Alcohol also threatens a person’s financial situation. If the drinking habit affects work performance and attendance, losing the job is a very real possibility. After being fired once for this, finding another similar job may be extremely difficult. What’s more, substance addictions have a way of becoming a top priority in a person’s life. Over time, increasing amounts of money is spent on alcohol than on more important things, like food and bills.

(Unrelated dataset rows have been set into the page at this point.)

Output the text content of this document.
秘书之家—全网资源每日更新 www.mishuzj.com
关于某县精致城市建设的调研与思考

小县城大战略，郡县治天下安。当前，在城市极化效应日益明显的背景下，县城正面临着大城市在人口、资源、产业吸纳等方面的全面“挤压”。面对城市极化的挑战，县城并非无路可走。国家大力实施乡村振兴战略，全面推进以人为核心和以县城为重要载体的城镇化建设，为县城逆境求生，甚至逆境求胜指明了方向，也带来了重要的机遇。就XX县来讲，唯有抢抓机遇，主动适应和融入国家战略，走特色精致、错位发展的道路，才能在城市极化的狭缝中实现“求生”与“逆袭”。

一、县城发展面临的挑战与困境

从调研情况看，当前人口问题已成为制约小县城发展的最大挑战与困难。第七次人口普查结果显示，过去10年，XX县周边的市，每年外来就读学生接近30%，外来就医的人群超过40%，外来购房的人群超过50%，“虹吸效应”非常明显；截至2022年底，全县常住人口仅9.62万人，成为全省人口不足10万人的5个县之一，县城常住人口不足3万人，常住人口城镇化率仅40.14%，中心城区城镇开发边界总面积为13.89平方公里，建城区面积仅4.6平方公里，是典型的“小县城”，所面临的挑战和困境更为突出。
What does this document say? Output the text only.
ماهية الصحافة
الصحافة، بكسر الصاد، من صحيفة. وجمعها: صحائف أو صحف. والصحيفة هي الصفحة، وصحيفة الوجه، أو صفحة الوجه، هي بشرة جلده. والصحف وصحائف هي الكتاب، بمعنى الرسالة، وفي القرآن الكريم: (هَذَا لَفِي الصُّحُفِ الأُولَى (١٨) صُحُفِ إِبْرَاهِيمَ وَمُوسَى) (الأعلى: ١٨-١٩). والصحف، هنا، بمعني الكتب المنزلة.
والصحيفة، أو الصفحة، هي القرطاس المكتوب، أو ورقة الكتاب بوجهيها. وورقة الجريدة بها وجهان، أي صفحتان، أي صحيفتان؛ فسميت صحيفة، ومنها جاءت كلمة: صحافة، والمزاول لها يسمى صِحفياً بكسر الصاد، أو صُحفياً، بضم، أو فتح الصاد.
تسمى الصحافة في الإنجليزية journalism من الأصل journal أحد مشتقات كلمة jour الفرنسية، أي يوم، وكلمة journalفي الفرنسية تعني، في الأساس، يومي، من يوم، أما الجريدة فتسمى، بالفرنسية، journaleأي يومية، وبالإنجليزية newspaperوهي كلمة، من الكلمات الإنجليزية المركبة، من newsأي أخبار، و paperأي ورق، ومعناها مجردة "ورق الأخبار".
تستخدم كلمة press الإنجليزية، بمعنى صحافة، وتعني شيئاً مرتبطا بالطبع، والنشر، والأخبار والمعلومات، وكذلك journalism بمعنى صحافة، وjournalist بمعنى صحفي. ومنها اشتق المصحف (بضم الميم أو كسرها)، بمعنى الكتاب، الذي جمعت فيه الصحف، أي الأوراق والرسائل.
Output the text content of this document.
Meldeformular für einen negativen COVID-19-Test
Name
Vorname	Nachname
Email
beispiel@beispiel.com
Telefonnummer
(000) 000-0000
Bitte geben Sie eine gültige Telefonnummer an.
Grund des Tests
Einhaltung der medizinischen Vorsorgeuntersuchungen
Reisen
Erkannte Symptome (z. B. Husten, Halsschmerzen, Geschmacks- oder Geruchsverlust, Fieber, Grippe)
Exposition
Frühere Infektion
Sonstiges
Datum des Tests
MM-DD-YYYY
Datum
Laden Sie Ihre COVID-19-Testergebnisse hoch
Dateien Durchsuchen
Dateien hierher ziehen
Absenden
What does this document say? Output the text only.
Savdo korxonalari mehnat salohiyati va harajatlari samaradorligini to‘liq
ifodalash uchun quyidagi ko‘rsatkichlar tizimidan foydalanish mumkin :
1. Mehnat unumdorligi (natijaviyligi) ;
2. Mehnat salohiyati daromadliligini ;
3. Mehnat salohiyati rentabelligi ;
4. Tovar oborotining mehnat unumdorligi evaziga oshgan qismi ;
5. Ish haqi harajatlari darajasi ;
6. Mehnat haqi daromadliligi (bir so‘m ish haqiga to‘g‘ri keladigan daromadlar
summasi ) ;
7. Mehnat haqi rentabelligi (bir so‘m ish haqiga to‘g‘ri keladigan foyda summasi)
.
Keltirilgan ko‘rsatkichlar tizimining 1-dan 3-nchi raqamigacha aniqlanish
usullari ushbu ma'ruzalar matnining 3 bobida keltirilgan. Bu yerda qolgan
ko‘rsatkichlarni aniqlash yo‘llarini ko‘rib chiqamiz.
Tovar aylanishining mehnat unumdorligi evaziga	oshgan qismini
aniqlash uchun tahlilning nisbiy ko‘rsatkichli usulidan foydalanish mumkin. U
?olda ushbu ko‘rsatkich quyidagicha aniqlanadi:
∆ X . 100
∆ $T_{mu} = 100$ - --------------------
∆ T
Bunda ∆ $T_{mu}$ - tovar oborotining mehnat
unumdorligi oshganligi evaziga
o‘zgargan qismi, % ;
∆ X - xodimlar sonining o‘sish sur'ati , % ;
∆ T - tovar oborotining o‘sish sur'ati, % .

Many people who struggle with alcoholism may even wind up on the wrong side of the law. Because drinking heavily can cloud judgment, things, like getting into a fight or urinating in public, can seem perfectly acceptable. However, worse things can happen if someone drinks to the point of blacking out. There are reports of people committing serious crimes in this state and having no recollection of the events whatsoever.

Signs of Alcohol Abuse

To know if someone has a problem with alcohol, you must know what to look for. The official standard of alcoholism in the United States is more than one drink daily for women, and more than two for men. Alcoholism is roughly twice as likely to affect men than women. Statistics show that 9.9 percent of alcoholics are men, while only 4.6 percent are women.

In addition to these potential signs, there are others that you should look for:

  • Unusual changes in behavior or habits
  • Smelling like alcohol
  • Finding alcohol in strange places, usually hidden there to conceal the person’s usage
  • Personal hygiene is suffering due to apathy
  • In contrast, personal hygiene may be too good, brushing or showering more often to wash away the scent of alcohol
  • Frequently seeming ill or unduly fatigued, both signs of a hangover
  • Lying about whereabouts or activities
  • Neglecting obligations such as appointments, bills, housekeeping and maintaining relationships
  • Excess interest in alcohol or alcohol-seeking behavior
  • Stealing money or valuables or asking for money often, usually to pay for alcohol

Alcohol Withdrawal

Becoming familiar with alcohol withdrawal symptoms can also be a reliable way to tell if someone has a problem. The body and mind become dependent on alcohol rapidly, to the point where it’s necessary for normal functioning. If the need for alcohol is not met promptly, neurotransmitters go haywire, resulting in withdrawal symptoms. The length of time this takes depends on the severity of the dependence. Many alcoholics won’t experience withdrawal until later the next day. Others, however, may begin experiencing it just a few hours after drinking. Indeed, withdrawal can be so severe that many alcoholics keep drinking simply to avoid it, even when they want to stop.

Symptoms can include:

  • Hand and head tremors
  • Gastric disturbances
  • Nausea and vomiting
  • Cognitive difficulties
  • Intense fatigue
  • Irritability, anxiety and mood swings
  • Inability to feel pleasure
  • Cravings for alcohol
  • Seizures, coma and death may occur

What To Do About It

Alcoholism or addiction is a very serious problem, but also a very treatable one. The first step is getting help. If you see any of the signs of alcoholism in yourself or a loved one, consider finding an inpatient alcohol addiction treatment center for the best chances of recovery. The nature of inpatient treatment means that you live in the center full-time during your treatment. This provides stability and and alcohol-free environment while also safeguarding you against the pressures of everyday life. Under these circumstances, the opportunity and desire for relapse are lessened significantly. In addition, patients receive professional, personalized care that is tailored to their unique needs and challenges.